Rockefeller was off and borrowing, and soon other governors followed - Republican and Democratic alike. Today some 35,000 public authorities are funded through this tricky debt, which equals half-a-trillion dollars. Mitchell's device was catnip to elected officials, enabling them to sweep deficits under the rug while hiding tax increases in the form of fees for tolls, transit fares, and so on.
President Bush resorted to this stratagem when the S&L bailout threatened to bust the federal budget, Axelrod says. Rather than pay for the bailout directly, Bush proposed the new Resolution Trust Corporation, which raised the money by floating bonds. The interest payments will be buried in the fine print of the federal budget over the next 30 years.

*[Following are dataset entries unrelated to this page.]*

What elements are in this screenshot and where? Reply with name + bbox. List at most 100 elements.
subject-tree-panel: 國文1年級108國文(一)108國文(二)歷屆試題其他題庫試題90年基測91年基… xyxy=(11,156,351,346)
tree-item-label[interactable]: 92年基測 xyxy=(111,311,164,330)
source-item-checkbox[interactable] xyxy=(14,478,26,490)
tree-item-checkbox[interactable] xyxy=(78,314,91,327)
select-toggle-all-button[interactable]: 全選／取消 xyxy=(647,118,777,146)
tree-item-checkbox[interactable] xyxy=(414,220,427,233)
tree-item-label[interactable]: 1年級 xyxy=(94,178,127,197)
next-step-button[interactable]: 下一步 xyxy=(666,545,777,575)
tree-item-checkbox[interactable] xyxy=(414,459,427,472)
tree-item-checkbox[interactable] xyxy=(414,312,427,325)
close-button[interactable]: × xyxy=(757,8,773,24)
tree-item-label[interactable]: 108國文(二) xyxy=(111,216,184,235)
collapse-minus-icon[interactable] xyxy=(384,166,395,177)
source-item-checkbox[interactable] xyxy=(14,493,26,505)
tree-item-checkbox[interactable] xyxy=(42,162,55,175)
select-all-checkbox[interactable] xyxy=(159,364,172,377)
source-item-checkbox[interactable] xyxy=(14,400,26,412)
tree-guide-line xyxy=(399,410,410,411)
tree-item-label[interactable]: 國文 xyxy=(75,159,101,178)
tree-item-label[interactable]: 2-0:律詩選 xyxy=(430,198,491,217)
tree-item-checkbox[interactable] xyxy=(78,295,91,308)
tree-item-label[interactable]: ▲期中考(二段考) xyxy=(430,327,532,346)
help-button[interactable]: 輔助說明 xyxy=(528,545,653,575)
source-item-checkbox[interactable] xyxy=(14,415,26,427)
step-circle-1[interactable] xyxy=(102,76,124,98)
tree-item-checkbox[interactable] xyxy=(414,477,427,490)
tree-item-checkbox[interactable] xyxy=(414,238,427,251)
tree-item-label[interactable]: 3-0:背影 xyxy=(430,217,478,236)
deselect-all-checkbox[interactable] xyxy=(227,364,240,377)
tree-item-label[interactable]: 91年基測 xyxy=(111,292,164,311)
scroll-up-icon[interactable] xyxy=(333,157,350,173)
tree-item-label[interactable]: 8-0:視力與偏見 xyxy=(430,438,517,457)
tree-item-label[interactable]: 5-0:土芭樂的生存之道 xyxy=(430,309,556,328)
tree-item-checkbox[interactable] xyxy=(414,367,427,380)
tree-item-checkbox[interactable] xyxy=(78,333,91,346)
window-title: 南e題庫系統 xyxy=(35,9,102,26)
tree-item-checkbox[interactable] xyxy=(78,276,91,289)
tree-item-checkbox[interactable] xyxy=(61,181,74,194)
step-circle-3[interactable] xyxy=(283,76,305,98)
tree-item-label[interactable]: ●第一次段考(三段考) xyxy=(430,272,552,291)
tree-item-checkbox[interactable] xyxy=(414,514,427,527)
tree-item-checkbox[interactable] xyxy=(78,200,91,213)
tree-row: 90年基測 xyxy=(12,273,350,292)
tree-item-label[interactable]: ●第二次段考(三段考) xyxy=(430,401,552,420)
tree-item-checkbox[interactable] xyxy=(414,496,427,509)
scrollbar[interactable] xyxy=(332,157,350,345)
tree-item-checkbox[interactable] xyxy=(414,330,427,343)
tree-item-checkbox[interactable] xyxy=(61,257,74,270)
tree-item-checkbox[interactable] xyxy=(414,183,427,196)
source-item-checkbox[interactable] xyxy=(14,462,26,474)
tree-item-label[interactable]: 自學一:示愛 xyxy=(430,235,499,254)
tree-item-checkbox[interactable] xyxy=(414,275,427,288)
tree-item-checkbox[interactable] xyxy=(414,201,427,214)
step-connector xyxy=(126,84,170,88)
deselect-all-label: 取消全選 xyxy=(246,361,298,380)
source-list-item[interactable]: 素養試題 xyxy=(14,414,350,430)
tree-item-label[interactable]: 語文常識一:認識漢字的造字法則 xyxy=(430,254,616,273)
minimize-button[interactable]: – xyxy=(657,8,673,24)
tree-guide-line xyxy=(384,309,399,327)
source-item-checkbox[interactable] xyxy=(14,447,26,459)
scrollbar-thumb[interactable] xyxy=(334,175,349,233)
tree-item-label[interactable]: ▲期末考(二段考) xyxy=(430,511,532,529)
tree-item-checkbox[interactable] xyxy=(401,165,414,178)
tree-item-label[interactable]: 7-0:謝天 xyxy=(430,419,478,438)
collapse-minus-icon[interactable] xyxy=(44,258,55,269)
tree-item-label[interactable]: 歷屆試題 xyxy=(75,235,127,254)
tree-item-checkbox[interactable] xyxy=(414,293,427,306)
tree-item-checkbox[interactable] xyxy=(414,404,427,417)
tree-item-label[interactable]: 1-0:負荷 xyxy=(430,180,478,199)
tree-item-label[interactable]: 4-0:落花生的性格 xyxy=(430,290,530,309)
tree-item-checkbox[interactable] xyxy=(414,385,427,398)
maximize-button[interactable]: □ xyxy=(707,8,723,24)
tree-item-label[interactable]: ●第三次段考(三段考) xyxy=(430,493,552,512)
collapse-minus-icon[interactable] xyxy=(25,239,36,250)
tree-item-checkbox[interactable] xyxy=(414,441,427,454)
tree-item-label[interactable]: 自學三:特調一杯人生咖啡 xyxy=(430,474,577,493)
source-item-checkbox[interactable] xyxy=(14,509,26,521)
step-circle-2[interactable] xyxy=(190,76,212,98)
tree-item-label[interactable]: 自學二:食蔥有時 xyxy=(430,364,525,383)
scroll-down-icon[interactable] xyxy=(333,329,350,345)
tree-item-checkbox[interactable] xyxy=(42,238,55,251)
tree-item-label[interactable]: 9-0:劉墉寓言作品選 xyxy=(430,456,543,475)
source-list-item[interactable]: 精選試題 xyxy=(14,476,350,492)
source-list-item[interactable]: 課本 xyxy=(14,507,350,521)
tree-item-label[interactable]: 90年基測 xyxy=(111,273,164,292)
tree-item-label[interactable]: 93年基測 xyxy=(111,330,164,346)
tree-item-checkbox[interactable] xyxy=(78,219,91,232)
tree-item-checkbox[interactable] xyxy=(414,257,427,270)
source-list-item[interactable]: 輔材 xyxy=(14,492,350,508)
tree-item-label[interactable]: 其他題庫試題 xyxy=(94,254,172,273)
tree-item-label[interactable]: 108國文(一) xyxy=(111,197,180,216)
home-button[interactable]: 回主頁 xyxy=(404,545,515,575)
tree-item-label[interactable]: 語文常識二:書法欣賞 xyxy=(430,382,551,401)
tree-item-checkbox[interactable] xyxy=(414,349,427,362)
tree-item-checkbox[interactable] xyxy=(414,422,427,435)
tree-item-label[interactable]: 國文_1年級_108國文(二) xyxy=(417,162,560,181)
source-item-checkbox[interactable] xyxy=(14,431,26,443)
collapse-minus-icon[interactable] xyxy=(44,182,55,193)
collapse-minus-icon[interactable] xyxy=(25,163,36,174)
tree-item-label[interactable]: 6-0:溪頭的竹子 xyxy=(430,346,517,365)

Axelrod shows how these agencies are insulated from legislatures and the public. He presents an impressive dossier of wrongdoing and exposes the bond lawyers, underwriters, and others who have turned public debt into a growth industry - and a honey pot of campaign funds.
Regrettably, however, Axelrod gets so caught up in the corruption that he gives short shrift to some important questions. Why exactly is an agency like Delaware's Solid Waste Authority a model of professional management, for example, while the Metropolitan Boston Transit Authority has an unfortunate reputation for patronage and waste? The author himself notes that public authorities are sometimes a good solution and are often necessary because of antique debt limits in state constitutions. So we need to know how to make such agencies work.
Axelrod makes a strong case for getting rid of the old debt limitations so that borrowing can come back out into the sunlight. "Citizens would have to count on a responsible, representative government to do the job" of controlling debt, he says.
Twenty-five years ago that would have been a clarion call. Today it falls on skeptical ears. That tells Americans something not just about the United States government but also about themselves. Americans want low taxes but also want the roads and schools and other benefits that taxes support. Americans vote for politicians who promise both. The public authority is a debt machine that lets Americans have their cake and eat it too. For a while at least.